Tesco's sales have slumped into negative territory in Britain for the first time in 20 years, as its chief executive said customers were "struggling to make ends meet".
Phil Clarke, who took over from Sir Terry Leahy six months ago, admitted that the company had "not been on the front foot" as he published a good set of results that were knocked by a poor performance in Britain and its stuttering move into banking.
Higher prices, especially the substantially higher cost of petrol and utility bills, have meant that many British shoppers were reluctant to drive to large out-of-town superstores.
The company said that its petrol sales had increased by £750m in the first half, compared with the same period a year ago, but nearly all of the increase was down to inflation, driven by higher prices and higher duty. "That's extraordinary," said Mr Clarke, "that's £750m that could be spent in shops or paying off credit cards."
Consumers have also noticeably cut back on non-essential household items. The company's non-food sales – an increasingly important part of its business in recent years as it has eaten into the market share of the likes of Argos and Dixons Retail – fell by 4.8pc during the first half.
Mr Clarke said consumer confidence had deteriorated in recent weeks: "I can remember bringing up a family in the late 1980s and early 1990s and it was pretty tough then when interest rates rocketed. It was bad. It feels like that. But it's different because of the global economic system – every time you open a newspaper, look at a news website, watch the television, consumers are being continually reminded that things could be more difficult next week; confidence is being harmed."
British sales excluding new store space, VAT and petrol were down 0.9pc in the three months to August 27, with sales volumes falling by an even greater amount.
This is the worst performance for 20 years. During the 1992 recession, sales volumes fell by 1pc during its first half.
Despite the sales fall, UK profits increased by 4.5pc and group profits moved up by 12.1pc to £1.88bn on total sales of £35.5bn, an increase of 8.8pc. The company has been boosted by cutting its losses in America and increased market share in Thailand and the Czech Republic.

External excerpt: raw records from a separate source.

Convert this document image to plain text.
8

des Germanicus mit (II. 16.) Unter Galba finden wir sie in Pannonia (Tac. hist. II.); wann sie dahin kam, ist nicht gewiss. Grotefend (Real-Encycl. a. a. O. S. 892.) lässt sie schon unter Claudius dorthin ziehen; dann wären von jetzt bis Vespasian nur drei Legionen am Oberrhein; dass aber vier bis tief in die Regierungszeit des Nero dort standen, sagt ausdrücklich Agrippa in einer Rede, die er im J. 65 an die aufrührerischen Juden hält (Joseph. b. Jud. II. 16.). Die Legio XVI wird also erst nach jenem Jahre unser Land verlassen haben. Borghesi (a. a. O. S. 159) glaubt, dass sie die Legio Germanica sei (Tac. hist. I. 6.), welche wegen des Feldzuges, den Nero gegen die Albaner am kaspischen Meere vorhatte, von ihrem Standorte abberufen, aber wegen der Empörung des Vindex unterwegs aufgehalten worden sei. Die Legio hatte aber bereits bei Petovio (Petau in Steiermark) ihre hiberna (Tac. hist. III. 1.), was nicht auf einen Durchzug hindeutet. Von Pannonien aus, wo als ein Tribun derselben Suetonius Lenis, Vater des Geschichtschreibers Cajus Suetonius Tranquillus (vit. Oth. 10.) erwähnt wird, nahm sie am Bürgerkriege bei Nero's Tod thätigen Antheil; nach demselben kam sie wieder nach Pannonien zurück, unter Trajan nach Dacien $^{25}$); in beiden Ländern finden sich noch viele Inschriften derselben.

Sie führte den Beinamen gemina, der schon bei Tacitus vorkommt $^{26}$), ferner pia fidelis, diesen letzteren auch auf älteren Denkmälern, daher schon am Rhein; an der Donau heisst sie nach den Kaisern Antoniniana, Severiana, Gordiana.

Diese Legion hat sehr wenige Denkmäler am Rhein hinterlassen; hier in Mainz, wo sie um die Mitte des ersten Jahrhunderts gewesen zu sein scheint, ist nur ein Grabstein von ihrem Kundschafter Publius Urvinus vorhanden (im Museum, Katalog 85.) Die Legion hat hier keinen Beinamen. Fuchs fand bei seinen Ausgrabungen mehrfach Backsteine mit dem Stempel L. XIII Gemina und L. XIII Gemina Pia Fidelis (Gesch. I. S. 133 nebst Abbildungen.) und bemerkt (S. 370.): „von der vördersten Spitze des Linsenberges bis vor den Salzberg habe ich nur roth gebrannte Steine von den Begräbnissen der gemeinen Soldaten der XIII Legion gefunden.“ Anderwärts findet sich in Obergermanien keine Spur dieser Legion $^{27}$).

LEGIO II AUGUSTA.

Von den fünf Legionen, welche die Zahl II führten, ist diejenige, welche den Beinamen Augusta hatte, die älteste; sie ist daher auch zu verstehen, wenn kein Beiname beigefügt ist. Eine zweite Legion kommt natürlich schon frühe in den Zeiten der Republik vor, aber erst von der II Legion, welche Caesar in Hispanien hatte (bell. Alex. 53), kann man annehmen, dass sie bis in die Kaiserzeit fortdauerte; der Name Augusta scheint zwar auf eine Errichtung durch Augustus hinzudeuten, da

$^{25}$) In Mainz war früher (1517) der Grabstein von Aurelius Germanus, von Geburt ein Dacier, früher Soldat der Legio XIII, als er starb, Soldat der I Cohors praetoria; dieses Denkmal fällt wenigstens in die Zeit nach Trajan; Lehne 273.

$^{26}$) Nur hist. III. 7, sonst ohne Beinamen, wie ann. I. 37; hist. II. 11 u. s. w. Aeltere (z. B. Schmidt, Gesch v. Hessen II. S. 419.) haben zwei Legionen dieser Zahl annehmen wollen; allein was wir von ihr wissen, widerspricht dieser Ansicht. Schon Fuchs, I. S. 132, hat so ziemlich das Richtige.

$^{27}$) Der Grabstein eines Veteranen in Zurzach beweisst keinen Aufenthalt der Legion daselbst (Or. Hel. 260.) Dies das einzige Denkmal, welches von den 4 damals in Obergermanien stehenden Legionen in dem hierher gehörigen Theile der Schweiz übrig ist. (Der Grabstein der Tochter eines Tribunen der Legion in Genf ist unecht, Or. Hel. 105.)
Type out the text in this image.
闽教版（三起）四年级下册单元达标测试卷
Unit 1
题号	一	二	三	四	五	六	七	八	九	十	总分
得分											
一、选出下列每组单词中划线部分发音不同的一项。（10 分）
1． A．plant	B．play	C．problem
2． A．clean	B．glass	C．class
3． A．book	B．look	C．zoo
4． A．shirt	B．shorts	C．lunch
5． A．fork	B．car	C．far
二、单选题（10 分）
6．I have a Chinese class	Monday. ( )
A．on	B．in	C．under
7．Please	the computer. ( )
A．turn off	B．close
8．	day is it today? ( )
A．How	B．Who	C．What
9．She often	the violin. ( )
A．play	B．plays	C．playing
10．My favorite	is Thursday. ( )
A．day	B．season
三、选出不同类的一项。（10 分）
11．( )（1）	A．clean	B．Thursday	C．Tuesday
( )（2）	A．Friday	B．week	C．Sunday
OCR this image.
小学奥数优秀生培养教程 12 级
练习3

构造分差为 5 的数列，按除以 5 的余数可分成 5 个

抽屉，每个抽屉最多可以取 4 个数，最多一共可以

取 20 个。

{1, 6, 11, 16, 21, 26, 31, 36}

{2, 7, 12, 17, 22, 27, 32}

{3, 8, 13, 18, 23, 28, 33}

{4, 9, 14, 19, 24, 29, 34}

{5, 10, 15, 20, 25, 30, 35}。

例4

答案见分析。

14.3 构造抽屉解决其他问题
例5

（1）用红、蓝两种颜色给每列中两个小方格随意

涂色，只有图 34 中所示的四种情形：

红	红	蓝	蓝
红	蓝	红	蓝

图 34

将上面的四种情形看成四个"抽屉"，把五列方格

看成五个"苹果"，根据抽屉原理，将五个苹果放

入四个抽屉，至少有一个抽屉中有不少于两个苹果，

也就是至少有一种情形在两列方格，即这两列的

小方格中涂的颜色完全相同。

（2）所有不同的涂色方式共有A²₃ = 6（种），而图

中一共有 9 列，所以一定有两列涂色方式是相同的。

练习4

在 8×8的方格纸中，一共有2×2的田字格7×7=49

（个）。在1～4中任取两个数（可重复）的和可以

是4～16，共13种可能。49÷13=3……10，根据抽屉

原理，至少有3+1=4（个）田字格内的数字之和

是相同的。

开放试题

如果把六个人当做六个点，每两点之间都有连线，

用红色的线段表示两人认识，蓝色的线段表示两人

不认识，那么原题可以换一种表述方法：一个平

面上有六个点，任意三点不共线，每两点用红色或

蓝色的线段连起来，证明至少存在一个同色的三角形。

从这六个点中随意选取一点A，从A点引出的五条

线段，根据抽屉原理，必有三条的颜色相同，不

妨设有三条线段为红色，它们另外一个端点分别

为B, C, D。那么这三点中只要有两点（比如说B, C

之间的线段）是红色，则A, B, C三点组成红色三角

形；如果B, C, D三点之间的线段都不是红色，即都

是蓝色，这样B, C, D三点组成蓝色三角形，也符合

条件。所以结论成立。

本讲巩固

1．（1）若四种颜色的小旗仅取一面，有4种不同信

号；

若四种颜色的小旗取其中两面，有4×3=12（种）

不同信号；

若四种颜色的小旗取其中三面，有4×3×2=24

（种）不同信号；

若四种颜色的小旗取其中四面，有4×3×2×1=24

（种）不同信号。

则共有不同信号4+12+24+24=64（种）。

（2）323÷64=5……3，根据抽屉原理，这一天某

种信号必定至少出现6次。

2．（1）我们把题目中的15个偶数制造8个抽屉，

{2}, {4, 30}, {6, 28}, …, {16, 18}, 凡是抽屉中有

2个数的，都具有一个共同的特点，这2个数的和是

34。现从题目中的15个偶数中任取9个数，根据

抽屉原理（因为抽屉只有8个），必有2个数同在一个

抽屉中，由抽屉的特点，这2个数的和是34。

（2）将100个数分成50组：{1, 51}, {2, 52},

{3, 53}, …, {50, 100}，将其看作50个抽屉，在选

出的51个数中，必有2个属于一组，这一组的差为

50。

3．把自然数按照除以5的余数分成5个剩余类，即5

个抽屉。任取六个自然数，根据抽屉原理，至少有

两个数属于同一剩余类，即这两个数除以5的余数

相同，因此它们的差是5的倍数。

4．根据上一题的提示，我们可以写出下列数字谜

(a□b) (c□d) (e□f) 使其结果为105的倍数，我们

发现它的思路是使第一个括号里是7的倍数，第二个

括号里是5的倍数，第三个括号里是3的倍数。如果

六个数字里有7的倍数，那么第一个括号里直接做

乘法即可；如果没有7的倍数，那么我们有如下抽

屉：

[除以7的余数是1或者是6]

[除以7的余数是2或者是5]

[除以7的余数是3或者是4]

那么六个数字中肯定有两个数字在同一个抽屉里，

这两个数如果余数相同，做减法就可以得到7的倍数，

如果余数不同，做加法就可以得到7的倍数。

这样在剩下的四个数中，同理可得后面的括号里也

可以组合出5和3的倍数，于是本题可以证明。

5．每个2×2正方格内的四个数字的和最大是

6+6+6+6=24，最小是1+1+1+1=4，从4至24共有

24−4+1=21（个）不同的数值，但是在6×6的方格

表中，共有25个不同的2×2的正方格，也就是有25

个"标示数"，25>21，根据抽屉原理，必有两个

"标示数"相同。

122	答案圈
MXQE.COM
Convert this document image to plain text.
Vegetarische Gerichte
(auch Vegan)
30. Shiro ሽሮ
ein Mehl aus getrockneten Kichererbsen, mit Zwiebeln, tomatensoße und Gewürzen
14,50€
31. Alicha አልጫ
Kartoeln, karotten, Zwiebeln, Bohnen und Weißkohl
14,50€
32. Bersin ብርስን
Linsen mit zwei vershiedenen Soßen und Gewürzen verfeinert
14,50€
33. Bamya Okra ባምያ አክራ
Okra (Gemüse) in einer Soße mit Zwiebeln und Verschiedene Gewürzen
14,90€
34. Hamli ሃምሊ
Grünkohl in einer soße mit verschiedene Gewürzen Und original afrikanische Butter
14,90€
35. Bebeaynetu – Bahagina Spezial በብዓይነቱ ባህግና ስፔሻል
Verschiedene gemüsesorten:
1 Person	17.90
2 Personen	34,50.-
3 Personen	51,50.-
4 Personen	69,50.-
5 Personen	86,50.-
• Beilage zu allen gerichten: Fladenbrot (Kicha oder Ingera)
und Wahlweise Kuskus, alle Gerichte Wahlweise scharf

The real disappointment came from its banking operation, which the company took full control of from RBS, its joint-venture partner. The switch to Tesco's own platforms caused serious teething problems, with customers locked out of their online accounts.
Tesco was also forced to increase its provisions for missold payment protection insurance (PPI) – a scandal that hit nearly all banks – sending trading profits at the division down 66pc to £44m.
Most analysts were happy that the solid growth in Tesco's international business more than offset its difficulties in the UK.
Jonathan Pritchard at Oriel Securities said: "The PPI and IT-based problems at the bank are irritants rather than fundamental problems and thus we do have to downgrade headline PBT numbers today, but we feel as though momentum in the food retailing side of Tesco is on the turn."
Mr Clarke said the "Big Price Drop" campaign, which started last week in its British stores would make a genuine difference to struggling customers, contrary to rivals' claims that it is a marketing gimmick. He said lower prices on food such as milk and mince would keep inflation to just a quarter of the official rate, which last month ran at 6.2pc. "There's no smoke and there aren't any mirrors," he said, adding that the initiative put Tesco "back on the front foot".
The interim dividend of 4.63p, up 5.9pc, will be paid on December 23. Tesco shares climbed 13.15 to 393.25p.